DUSAN STOJANOVICYU president condemns Nato air campaign
BELGRADE, Yugoslavia (May 29, 2000)- Amid new arrests of domestic opponents Monday, President Slobodan Milosevic urged the world to buck NATO "aggression" and American domination as he reopened a bridge bombed last year in NATO air campaign.
Thousands of cheering and flag-waving supporters were bused in from across Serbia, the larger half of the Yugoslav federation, to the northern city of Novi Sad for Milosevic's inauguration of the rail bridge.
"The NATO aggression was one of the cruelest, worst (acts of) violence on humanity in the second half of the 20th century," Milosevic said, referring to the 78 days of allied airstrikes that ended his crackdown in Kosovo. "The entire world must know it shall be a target - as Serbia was a target - if it doesn't resist violence and humiliation" by the United States, he said.
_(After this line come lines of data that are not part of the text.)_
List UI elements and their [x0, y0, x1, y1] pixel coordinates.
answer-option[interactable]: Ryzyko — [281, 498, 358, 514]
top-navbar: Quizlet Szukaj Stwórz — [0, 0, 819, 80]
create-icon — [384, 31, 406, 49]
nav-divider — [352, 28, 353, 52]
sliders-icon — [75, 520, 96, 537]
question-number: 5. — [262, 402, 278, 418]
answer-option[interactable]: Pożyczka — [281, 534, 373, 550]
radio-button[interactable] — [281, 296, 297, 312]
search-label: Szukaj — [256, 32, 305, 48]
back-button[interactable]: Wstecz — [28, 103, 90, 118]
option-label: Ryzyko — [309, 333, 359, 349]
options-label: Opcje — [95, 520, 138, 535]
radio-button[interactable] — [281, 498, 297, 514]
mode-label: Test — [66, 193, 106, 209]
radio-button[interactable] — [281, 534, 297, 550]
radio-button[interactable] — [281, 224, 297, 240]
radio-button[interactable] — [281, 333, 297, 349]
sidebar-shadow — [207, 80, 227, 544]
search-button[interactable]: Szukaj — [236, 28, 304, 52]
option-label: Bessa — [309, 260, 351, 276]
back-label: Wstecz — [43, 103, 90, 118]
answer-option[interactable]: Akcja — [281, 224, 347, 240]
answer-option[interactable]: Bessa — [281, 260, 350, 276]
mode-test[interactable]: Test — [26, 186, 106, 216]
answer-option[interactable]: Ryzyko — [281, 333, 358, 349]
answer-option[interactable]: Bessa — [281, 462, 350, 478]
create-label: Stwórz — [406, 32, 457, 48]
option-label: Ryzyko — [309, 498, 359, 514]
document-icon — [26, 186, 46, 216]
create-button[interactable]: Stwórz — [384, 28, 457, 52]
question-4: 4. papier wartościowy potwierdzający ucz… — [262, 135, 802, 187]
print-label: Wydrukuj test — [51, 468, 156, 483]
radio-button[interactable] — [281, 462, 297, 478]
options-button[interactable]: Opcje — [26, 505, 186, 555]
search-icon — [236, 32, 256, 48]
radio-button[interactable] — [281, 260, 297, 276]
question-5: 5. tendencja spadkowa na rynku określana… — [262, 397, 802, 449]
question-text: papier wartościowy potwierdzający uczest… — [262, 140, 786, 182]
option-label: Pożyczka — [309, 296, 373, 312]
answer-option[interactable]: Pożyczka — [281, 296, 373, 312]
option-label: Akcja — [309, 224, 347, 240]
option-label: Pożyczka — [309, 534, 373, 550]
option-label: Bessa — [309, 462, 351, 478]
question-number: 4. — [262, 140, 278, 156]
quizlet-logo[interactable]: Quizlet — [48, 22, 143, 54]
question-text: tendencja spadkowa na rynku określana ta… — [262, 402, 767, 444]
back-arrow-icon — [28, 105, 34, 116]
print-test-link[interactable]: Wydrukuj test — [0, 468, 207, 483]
The NATO campaign made Milosevic effectively concede Kosovo to the alliance and a subsequent U.N. peace mission. Milosevic and four of his closest associates have since been indicted by the U.N. war crimes tribunal for atrocities in the southern Serbian province, where ethnic Albanians make up a majority.
Since the airstrikes ended last June, economically troubled Serbia has struggled to rebuild. But Milosevic termed the pace of reconstruction an "impressive" achievement, accomplished with "incredible speed, unrecorded to date in modern Europe."
Meanwhile, the crackdown on Milosevic critics continued Monday. Serbian police rounded up dozens more members of the popular anti-government student group Otpor, or Resistance, as well as opposition parties' activists. The government says the opposition members are terrorists in the pay of Western powers who want to overthrow Milosevic.
Four student activists were arrested in Nis, Serbia's third-largest city, after police burst into their homes early Monday morning, Ivan Marovic of Otpor told The Associated Press. The students were released three hours later.
Nine other Otpor members were arrested before dawn in Subotica, a city in northern Serbia, Marovic said. One was released, while the other eight remained in police custody Monday afternoon. Another Otpor activist was arrested in the central Serbian town of Krusevac.
Police also briefly detained 29 activists Monday from the opposition League of Social Democrats as they distributed leaflets in Novi Sad, where Milosevic opened the bridge. The leaflets read: "Down with Milosevic."
Arrests have become routine in Milosevic's latest crackdown on dissent, which also has included the closure of major newspapers and other media. More than 700 Otpor activists have been detained for questioning over the past few months. Some have been beaten.
In Moscow on Monday, a delegation of Serbian opposition leaders met with officials from Russia's Foreign Ministry to try to persuade the Kremlin to drop its support for Milosevic.
The group appeared to fall short of that goal, and it did not get to meet with Foreign Minister Igor Ivanov. But the opposition leaders did meet Deputy Foreign Minister Alexander Avdeyev, and afterward, the Russian Foreign Ministry called for Milosevic's government to return an opposition-controlled TV station that was seized last week.